Freitag, 10. Mai 2024

Streit im alpinen Skizirkus
DSV-Alpindirektor Maier: "Weltverband bedroht den Weltcup"

Erneut ist das Speed Opening, der Saisonauftakt der Hochgeschwindigkeits-Skifahrer am Matterhorn, dem Wetter im November zum Opfer gefallen. DSV-Sportdirektor Wolfgang Maier kritisierte im Dlf-Gespräch den Weltverband FIS und speziell Präsident Johan Eliasch scharf. Und schlug Lösungsansätze vor.

Wolfgang Maier im Gespräch mit Matthias Friebe | 12.11.2023
Ein Blick auf den Zielbereich der Speed-Abfahrt Zermatt-Cervinia.
Auch dieses Jahr konnte der Herren-Speed-Auftakt am Matterhorn nicht stattfinden wegen des schlechten Wetters. Das wirft Fragen zur Zweckmäßigkeit und dem Sinn des Speed Openings in den Alpen im November auf. (picture alliance / dpa / Manuel Schwarz)
"Ich fühle mich bedroht in meiner Existenz, diesen Sport in Zukunft weiterzumachen." Diese Aussage kommt von Wolfgang Maier, Sportdirektor des Deutschen Skiverbandes (DSV). Maier gab dem Dlf ein Interview am Rande des angedachten Saisonauftaktes der Speed-Fahrer, die sich eigentlich am Samstag und Sonntag am Matterhorn hätten die Piste hinunterstürzen sollen.
Doch der Speed-Auftakt der Männer im alpinen Rennkalender fiel erneut wegen des Wetters aus: zu viel Neuschnee, starke Windböen und unzureichende Sicht.

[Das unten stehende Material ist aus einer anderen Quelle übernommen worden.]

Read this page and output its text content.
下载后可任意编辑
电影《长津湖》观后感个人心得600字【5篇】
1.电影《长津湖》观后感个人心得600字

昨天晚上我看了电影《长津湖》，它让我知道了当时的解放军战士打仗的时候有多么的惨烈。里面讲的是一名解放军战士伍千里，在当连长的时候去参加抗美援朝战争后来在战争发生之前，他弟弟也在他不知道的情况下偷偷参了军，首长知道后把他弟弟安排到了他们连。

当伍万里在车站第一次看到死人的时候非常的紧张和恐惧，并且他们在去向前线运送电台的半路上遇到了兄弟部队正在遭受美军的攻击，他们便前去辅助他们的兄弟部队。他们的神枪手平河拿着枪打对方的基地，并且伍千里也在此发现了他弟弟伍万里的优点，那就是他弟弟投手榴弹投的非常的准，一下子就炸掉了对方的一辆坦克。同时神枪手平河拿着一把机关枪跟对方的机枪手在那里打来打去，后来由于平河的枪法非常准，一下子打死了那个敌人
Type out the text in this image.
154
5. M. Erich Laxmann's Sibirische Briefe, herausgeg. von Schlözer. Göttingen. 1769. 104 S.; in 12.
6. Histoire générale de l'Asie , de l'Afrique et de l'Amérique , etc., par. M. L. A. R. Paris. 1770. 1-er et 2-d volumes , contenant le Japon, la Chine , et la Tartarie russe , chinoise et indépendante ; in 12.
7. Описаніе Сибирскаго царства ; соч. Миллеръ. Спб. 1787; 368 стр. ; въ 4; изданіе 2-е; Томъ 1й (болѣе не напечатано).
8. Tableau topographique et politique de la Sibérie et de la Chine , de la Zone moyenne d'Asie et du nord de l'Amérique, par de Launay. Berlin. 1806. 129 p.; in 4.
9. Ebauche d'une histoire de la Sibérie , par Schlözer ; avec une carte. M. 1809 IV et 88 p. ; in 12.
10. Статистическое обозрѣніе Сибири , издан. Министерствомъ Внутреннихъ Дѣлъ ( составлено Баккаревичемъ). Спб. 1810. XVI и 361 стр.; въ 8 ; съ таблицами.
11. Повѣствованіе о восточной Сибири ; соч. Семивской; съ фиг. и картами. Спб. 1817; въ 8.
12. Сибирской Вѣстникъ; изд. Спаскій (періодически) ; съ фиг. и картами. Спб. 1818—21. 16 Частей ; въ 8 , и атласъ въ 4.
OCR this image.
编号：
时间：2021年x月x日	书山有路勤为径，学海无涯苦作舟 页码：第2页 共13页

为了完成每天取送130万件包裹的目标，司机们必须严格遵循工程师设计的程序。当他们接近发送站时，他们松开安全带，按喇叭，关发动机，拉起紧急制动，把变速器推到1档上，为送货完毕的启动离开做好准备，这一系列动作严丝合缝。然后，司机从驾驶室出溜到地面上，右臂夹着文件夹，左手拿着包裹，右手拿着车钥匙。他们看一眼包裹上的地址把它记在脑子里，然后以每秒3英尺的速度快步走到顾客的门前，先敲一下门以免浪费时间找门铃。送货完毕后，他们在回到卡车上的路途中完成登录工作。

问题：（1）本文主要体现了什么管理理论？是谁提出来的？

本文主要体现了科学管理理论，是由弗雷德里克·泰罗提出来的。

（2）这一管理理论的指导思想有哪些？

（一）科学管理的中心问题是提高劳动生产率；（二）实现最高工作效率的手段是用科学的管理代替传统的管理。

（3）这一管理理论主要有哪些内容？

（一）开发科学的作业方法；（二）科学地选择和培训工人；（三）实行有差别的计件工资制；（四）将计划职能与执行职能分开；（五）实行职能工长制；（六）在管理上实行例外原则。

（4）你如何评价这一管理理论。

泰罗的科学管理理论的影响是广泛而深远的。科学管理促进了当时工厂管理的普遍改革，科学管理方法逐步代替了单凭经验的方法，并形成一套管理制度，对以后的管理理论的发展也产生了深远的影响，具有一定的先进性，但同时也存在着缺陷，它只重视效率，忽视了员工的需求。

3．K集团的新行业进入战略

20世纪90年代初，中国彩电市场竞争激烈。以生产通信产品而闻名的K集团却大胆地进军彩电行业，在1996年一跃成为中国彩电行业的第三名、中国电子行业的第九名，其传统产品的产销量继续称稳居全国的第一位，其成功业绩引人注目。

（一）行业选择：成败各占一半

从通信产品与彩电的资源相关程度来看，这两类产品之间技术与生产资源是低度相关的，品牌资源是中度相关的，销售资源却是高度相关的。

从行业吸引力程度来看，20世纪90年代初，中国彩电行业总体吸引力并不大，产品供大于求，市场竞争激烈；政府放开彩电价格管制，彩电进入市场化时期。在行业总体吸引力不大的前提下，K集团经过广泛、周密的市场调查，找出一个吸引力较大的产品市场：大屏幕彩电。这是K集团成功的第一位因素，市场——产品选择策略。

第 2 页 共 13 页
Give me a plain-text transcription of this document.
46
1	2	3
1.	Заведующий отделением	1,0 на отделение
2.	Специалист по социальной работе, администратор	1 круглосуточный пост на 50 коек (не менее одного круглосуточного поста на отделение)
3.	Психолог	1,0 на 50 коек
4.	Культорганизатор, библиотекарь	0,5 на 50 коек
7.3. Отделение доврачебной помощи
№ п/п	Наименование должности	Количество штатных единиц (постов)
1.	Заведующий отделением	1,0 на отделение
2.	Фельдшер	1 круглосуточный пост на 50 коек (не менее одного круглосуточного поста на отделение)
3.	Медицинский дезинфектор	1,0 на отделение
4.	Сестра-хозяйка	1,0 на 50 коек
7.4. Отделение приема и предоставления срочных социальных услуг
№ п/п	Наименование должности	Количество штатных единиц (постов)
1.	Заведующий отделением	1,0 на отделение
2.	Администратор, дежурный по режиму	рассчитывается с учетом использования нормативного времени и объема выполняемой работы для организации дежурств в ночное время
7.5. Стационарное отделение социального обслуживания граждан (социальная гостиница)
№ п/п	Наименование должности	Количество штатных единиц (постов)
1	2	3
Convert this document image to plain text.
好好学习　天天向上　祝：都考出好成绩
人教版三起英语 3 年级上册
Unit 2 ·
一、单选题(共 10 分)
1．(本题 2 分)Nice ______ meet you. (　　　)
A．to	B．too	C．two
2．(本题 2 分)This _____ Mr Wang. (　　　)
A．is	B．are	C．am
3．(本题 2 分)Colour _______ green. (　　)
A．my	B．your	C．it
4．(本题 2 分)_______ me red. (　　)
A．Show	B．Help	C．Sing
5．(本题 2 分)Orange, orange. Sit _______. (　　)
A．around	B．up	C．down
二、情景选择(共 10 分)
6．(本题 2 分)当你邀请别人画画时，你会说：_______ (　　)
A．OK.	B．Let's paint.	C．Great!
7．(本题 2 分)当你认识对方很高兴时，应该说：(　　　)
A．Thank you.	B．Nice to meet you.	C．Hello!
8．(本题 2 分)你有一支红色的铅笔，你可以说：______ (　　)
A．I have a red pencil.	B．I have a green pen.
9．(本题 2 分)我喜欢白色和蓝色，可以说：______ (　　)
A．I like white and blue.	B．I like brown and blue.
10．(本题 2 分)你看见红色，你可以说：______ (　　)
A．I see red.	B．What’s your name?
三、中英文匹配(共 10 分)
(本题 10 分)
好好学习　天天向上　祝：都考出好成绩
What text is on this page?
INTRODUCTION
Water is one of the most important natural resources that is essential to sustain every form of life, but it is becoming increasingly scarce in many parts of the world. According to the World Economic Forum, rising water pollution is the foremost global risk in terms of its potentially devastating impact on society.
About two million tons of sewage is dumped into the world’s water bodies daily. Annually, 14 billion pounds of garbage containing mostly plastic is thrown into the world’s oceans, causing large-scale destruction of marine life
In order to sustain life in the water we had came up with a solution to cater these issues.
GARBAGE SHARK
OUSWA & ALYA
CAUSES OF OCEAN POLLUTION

Schon in der Vorsaison waren die Rennen wetterbedingt ausgefallen.
Das November-Rennen, das am Matterhorn (Schweiz) startet und in Italien endet, ist ein Prestigeprojekt von Johan Eliasch, dem Präsidenten des Weltverbandes FIS. Zwar gibt es noch am 18. und 19. November den Versuch, das Speed-Rennen der Frauen wie geplant durchzuführen. Aber schon jetzt ist der erneute Ausfall des Männer-Auftaktes Fragen zur Zweckmäßigkeit und dem Sinn des Vorhabens auf.

Maier fordert Reduzierung und dafür Aufwertung von Rennen

Jedenfalls habe DSV-Sportdirektor Maier FIS-Präsident Eliasch weder in Zermatt noch in Sölden gesehen, als die Ski-Weltcup-Saison startete. Maier kritisierte, er sehe zurzeit "eine Führungscrew, die gar nicht hört, was wir draußen sagen". Er unterstrich mit Blick auf die besondere Abhängigkeit des Skisports von der Natur: "Man muss damit rechnen, dass sich Dinge nicht so wie am Reißbrett geplant in die Umsetzung bringen lassen."
Wolfgang Maier, Sportdirektor des Deutschen Skiverbandes (DSV), gestikuliert bei der Einkleidung der DSV-Athletinnen und -Athleten.
Wolfgang Maiers Standpunkt ist klar: Er traut FIS-Präsident Johan Eliasch nicht zu, den Ski-Weltverband adäquat führen zu können. (picture alliance / Wagner / Ulrich Wagner)
Maier sehe den alpinen Skisport durch die aktuelle Planung des Rennkalenders extrem gefährdet. Der DSV-Sportdirektor schlug der FIS in seiner Kritik auch konkrete Lösungen vor:

"Natürlich ist es auch von mir akzeptiert, dass wir den Sport populär machen. Es ist nur eine Frage der Art und Weise, ob man das so macht, wie es der Weltverband gerade vorschlägt, oder ob man es vielleicht so macht, wie ich es vorschlage. Mein Vorschlag war immer, dass wir die Wettkampfzeiten begrenzen. Also, dass wir um den 20. März aufhören und Anfang November beginnen. Und zwar nicht unbedingt in Zermatt. Sondern man könnte, wie jetzt bei den Frauen, in Levi, in Skandinavien beginnen. Da, wo mehr Schnee ist."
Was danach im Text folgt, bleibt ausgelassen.